Making sense of the world is one of the biggest tasks I can set my mind to. Where do I, a skinny, freckle-faced girl, fit in? I'm just another mouth for my family to feed, a phrase which wouldn't mean as much if my family was only small, but I have four siblings and we live in the poorest area of District Five. My father works for the corporation that supplies power for the whole of Panem, so in my eyes he is very important, but he doesn't think so. Because of the area we live in, he isn't permitted to do anything too important, because he 'cannot be trusted'. They suppose he'll steal something to help our family, but he wouldn't, and I know it. My father is an honest man. He is no thief.

My mother stays at home and grows what she can in around our house to sell at the market, but it's difficult to grow things in the mud-covered ground that is District Five. I help as much as I can, cooking and cleaning and doing whatever else needs doing, and my mother appreciates it. It isn't long until Lear, my elder brother, will be able to join my father in his work. It's only three months until he turned eighteen. Luckily for him, that means three months until his name will be taken out of the reaping, although that also means he can't sign up for tesserae anymore. Lear has always insisted on taking enough tessarae for the whole family, meaning his name is entered an extra six times each year, so at this years reaping, his name will be in there over forty times. I just hope he doesn't get chosen. My other two siblings, Marta and Ria, and I are not signed up for tesserae, so our names our only there once extra each year, but next year, I will have to sign up for it, because once Lear has turned eighteen, I will be the eldest entered in the reaping in our family.

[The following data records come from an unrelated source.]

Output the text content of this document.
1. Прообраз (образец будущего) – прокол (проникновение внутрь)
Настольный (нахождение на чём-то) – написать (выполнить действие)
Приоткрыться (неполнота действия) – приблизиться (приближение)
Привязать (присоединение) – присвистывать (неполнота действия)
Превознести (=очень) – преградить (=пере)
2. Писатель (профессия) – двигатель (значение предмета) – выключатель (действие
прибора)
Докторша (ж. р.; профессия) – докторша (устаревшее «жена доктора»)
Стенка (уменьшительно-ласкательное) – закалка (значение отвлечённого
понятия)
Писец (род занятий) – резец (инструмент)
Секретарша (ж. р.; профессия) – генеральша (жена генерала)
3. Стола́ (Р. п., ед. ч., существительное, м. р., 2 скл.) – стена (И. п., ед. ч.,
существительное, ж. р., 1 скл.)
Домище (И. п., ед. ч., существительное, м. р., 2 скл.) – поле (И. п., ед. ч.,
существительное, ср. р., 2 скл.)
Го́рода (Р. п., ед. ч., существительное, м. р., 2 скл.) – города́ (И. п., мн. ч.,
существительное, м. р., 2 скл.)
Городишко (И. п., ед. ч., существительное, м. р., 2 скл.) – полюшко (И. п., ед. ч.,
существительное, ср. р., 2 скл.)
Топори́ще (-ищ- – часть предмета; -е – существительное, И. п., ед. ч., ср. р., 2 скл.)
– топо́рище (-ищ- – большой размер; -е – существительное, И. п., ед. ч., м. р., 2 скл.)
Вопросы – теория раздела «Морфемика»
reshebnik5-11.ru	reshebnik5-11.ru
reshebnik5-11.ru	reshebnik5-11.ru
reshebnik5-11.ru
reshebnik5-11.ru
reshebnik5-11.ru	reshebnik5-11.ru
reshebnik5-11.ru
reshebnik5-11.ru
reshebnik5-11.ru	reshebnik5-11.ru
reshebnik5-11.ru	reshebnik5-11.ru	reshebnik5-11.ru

I lie on the blankets that we lay out on the floor of the kitchen each night so we can sleep in comfort. Everyone is out of the house apart from Ria and I and we lie there, talking about reaping day, that we both know is only tomorrow. Ria is twelve, and this is her first reaping day that she is actually an entrant. I remember how I felt on my first day. I was terrified, but since then it has just become a part of my life that remains terrifying, but I suppose I'm more used to it now.

"I'm scared Fenna," Ria sobs. I can feel her shaking beside me, but I don't know what to say. I'm not good with words.

"It'll be all right," I say, attempting to comfort her. I look at her face, wet with tears. "Think about it. You're name is only entered once. It's not likely you will be chosen," I finish.

"But it's possible," she replies. I hate that she's right. She inherited my father's logical mind. It's unlikely, but not impossible.

"If you're name does get called out, I will take your place, I promise. And I'm sure Lear will too," I reassure, but once the words are out of my mouth, I feel a knot in my stomach. A reminder of tomorrow, a reminder of things to come. What if my name gets called out? I have never considered it properly, it just seems unreal.